Evaluating $\lim_{x \to 2} \frac{e^x - e^2 - (x^2 - 4x + 4)\sin (x - 2)}{\sin [(x - 2)^2] + \sin (x-2)}$ I make a mistake somewhere but I cannot find where. The answer is supposed to be $e^2$. I think it can be solved with l'Hopital rule, but that is tedious and error-prone. I was looking for a faster way.
$$\begin{align}
\lim_{x \to 2} \frac{e^x - e^2 - (x^2 - 4x + 4)\sin (x - 2)}{\sin[(x - 2)^2] + \sin (x-2)} &= \lim_{x \to 2} \frac{e^x - e^2 - (x - 2)^2\sin (x - 2)}{\sin[(x - 2)^2] + \sin (x-2)} =\\
&=\left [ t = x - 2, x \to 2 \implies t \to 0 \right ] =\\
&=\lim_{t \to 0} \frac{e^{t + 2} - e^2 - t^2\sin t}{\sin(t^2) + \sin t} =\\
&=\lim_{t \to 0} \frac{e^2 - e^2 - t^2\sin t}{\sin(t^2) + \sin t} =\\
&=\lim_{t \to 0} \frac{- t^2(t + o(t))}{t^2 + o(t^2) + t + o(t)} = \tag{1} \\
&=\lim_{t \to 0} \frac{-t^3}{t} = 0
\end{align}
$$
I think I may be making a mistake in $(1)$ by either simplifying away the two $e$'s or rewriting the expression with the little-o notation.
 A: Setting $x-2=h,$
$$\lim_{x \to 2} \frac{e^x - e^2 - (x^2 - 4x + 4)\sin (x - 2)}{\sin[(x - 2)^2] + \sin (x-2)} $$
$$=e^2\lim_{h\to0}\frac{(e^h-1)}{\sin h^2+\sin h}-\lim_{h\to0}\frac{h^2\sin h}{\sin h^2+\sin h}$$
$$\text{Now,}\lim_{h\to0}\frac{e^h-1}{\sin h^2+\sin h}=\frac{\lim_{h\to0}\frac{(e^h-1)}h}{\lim_{h\to0}\frac{\sin h^2}{h^2}h+\lim_{h\to0}\frac {\sin h}h}=\frac1{1\cdot0+1}$$
$$\text{and }\lim_{h\to0}\frac{h^2\sin h}{\sin h^2+\sin h}=\frac{\lim_{h\to0}h^2\lim_{h\to0}\frac{\sin h}h}{\lim_{h\to0}\frac{\sin h^2}{h^2}\lim_{h\to0} h+\lim_{h\to0}\frac{\sin h}h}=\frac{0\cdot1}{1\cdot0+1}=0$$
as $\displaystyle h\to0\implies\sin h\to0\implies\sin h\ne0$ and $\displaystyle\lim_{h\to0}\frac{e^h-1}h=\lim_{h\to0}\frac{\sin h}h=1 $
A: Although it's tempting you cannot lose this $t$.
$$\begin{align}
&=\lim_{t \to 0} \frac{e^{\color{red}{t} + 2} - e^2 - t^2\sin t}{\sin(t^2) + \sin t} =\\
&=\lim_{t \to 0} \frac{e^2 - e^2 - t^2\sin t}{\sin(t^2) + \sin t} =\end{align}$$
In general, you do not have the freedom of evaluating specific parts of your limit at once. The term with $e^{t+2}$  includes a denominator that goes to $0$. This is the source of your problem.
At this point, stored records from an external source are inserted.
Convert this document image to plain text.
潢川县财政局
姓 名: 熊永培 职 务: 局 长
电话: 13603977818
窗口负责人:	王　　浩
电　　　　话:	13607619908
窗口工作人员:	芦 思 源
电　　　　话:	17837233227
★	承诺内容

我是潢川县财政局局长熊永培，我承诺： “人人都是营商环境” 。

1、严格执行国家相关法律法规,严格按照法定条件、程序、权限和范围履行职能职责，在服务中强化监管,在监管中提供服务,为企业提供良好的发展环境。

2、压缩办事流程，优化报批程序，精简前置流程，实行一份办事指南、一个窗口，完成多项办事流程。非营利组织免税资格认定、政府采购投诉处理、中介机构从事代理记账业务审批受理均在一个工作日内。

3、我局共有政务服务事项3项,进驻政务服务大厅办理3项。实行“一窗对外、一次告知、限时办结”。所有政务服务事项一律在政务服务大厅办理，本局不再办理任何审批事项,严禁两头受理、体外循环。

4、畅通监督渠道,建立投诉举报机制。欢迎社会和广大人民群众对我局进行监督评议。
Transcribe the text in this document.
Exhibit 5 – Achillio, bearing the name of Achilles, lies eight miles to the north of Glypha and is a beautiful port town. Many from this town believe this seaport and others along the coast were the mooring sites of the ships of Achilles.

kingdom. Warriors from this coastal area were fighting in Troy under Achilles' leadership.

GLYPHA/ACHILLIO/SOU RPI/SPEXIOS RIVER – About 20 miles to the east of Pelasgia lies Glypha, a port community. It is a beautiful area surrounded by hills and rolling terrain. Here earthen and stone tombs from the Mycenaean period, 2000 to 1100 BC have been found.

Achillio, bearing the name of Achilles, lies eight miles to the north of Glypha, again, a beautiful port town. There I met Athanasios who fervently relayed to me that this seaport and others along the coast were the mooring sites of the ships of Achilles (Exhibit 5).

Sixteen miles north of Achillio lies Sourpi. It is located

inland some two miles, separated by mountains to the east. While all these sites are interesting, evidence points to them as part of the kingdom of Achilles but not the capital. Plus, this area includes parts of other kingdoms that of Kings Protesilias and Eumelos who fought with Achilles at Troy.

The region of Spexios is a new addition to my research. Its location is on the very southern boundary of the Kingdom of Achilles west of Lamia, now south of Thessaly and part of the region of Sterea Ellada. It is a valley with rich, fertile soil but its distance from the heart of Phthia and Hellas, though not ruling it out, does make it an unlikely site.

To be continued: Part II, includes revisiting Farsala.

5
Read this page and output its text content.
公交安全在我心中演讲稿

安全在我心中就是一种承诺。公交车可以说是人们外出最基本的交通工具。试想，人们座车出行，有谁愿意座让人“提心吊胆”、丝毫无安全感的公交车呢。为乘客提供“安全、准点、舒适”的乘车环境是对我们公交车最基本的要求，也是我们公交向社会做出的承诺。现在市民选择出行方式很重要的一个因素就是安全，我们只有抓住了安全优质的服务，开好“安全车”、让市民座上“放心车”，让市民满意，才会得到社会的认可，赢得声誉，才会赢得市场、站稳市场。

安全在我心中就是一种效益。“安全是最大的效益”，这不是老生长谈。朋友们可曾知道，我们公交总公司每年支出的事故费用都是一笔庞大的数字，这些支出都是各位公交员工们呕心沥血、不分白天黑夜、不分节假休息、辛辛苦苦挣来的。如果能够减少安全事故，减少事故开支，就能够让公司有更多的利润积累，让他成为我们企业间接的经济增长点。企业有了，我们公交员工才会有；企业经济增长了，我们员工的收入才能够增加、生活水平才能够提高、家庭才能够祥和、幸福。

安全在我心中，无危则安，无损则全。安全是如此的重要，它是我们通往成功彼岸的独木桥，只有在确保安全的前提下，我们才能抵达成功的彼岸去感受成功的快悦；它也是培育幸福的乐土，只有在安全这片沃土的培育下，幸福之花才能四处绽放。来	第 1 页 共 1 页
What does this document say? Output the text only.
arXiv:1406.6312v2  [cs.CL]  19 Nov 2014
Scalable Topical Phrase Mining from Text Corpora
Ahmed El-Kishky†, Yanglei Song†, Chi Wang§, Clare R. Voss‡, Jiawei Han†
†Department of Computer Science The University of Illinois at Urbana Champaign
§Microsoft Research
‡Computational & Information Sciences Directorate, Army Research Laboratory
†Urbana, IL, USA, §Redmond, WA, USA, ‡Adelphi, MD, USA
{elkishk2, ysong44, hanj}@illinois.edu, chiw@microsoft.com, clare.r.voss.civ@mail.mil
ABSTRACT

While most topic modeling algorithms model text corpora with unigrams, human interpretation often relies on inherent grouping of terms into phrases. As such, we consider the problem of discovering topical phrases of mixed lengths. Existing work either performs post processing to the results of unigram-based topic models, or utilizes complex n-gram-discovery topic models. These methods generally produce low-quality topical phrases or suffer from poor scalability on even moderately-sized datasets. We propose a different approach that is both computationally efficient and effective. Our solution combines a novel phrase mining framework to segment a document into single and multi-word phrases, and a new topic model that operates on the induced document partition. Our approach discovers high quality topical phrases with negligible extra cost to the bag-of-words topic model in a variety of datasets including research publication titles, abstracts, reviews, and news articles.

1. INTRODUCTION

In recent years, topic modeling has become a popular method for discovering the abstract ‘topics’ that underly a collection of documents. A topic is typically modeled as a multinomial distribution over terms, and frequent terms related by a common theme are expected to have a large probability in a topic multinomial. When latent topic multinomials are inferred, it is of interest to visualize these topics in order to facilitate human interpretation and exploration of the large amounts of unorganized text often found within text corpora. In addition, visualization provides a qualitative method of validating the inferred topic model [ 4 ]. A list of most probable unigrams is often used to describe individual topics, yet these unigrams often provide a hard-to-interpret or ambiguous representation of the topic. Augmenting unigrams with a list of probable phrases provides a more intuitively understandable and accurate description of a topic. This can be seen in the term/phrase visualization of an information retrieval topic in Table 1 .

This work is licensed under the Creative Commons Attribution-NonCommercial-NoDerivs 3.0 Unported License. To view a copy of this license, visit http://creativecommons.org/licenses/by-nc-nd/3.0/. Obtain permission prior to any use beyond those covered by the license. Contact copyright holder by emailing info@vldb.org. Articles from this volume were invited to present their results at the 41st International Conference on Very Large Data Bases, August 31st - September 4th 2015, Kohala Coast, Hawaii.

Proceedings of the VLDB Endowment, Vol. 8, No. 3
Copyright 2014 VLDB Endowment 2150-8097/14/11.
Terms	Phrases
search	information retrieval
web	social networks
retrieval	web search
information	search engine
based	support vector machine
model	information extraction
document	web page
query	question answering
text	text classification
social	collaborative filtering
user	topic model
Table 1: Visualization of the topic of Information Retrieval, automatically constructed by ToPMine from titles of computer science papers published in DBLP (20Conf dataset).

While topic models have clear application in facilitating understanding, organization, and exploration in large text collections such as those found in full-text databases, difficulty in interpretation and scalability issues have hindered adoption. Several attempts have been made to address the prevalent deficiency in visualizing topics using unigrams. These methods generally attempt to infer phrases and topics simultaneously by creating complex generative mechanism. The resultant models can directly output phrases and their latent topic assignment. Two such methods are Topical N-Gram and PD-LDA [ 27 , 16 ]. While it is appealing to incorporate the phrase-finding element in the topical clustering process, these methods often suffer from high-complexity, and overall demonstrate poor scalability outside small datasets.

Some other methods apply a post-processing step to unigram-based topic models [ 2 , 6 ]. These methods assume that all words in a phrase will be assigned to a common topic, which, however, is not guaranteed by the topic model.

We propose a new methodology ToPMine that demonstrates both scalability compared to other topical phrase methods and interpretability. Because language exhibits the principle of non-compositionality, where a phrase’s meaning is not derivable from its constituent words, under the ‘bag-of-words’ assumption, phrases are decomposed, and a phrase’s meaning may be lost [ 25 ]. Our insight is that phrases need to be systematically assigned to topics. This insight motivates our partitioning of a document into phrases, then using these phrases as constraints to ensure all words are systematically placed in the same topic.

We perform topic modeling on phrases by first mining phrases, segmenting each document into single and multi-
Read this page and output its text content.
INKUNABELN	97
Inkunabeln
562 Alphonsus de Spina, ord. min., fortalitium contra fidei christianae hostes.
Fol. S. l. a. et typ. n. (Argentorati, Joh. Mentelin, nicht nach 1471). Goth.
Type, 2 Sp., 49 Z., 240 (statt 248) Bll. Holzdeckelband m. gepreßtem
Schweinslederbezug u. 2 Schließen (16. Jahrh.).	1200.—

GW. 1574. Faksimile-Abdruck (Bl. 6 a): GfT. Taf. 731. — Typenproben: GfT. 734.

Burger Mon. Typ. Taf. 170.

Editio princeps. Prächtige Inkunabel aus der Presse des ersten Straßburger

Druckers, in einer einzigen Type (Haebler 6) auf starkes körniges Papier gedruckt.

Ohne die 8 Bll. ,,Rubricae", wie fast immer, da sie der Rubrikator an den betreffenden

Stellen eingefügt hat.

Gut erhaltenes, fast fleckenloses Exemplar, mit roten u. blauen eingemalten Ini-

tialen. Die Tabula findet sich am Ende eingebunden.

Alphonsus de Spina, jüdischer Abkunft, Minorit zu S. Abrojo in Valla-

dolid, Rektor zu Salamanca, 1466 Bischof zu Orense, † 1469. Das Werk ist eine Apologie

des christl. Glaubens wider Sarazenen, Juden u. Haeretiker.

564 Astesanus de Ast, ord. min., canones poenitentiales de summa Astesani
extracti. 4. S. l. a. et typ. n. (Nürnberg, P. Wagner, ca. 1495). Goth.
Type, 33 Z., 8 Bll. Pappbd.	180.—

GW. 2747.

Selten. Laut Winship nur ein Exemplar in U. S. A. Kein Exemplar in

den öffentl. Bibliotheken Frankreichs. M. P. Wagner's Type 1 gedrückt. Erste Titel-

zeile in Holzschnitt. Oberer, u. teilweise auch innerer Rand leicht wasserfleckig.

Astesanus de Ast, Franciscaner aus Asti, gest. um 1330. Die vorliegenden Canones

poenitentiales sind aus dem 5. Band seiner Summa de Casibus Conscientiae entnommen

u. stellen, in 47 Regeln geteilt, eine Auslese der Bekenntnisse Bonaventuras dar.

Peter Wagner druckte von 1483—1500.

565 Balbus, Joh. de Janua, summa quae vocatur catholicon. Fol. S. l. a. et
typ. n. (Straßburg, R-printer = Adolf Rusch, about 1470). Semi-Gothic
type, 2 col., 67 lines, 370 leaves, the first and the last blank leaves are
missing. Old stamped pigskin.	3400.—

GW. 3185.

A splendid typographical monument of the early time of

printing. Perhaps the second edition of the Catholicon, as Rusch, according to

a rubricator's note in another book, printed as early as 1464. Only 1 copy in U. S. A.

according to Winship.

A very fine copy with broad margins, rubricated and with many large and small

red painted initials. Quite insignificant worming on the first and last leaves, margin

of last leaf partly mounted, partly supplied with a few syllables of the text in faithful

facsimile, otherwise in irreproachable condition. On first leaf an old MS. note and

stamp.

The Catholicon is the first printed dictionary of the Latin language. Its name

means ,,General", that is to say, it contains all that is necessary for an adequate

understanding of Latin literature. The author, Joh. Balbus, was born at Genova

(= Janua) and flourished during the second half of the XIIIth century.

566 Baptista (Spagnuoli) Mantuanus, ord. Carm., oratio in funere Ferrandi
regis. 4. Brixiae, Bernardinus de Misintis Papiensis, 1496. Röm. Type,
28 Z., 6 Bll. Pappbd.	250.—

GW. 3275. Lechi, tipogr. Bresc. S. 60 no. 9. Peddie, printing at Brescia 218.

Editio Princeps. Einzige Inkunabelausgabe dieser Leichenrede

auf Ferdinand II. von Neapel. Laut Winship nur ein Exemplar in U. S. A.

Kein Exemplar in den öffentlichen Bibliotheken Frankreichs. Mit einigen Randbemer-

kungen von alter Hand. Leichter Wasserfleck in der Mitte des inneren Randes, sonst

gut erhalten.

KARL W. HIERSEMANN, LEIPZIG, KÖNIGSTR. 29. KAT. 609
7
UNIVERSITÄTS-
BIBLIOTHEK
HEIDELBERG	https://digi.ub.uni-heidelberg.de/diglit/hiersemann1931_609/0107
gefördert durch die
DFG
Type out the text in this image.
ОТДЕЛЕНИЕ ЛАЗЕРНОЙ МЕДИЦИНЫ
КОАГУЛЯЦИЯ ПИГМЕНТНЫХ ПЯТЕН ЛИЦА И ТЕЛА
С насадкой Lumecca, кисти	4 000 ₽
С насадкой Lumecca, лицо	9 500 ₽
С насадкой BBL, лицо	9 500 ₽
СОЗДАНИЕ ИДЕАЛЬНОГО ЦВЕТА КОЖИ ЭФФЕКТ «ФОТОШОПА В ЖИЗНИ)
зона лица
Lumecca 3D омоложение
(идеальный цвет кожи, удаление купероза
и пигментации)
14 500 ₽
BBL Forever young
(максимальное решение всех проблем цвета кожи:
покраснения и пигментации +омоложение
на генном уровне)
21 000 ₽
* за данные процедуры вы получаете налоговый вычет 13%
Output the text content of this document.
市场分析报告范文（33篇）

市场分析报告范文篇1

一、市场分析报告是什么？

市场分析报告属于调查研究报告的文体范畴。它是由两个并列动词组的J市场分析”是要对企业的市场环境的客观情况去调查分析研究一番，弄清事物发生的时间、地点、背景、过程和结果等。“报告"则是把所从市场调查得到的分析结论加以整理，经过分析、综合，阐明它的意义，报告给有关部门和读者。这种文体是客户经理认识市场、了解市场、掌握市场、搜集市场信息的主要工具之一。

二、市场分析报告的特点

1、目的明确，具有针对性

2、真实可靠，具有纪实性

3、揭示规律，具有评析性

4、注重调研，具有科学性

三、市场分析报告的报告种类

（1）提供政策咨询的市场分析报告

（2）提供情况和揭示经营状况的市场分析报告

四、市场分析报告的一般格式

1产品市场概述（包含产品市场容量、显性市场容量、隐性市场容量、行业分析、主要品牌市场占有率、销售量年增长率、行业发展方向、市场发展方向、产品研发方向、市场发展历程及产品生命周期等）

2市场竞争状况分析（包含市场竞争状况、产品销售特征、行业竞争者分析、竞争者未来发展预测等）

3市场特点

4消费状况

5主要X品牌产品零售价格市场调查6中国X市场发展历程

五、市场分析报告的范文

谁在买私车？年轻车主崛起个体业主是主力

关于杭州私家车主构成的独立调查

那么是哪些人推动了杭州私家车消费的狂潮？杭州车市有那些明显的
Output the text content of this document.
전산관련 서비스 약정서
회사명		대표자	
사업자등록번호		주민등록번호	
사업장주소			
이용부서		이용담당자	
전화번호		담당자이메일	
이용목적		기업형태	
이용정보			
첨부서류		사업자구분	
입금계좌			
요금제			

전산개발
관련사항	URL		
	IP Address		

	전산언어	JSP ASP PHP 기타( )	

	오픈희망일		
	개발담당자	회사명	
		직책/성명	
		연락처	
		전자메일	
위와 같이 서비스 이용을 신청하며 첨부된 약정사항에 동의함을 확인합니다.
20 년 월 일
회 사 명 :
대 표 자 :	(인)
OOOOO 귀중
A: Or, expand in powers of t
$$
\lim_{t->0} \frac{e^2(e^t-1)-t^2 \sin t}{\sin t^2 + \sin t} \\
=
\lim_{t->0} \frac{e^2(t + t^2/2 + \ldots) - (t^3 - t^4/6 + \ldots)}{t^2 - t^6/6 + \ldots + t-t^3/6+\ldots} \\
= e^2
$$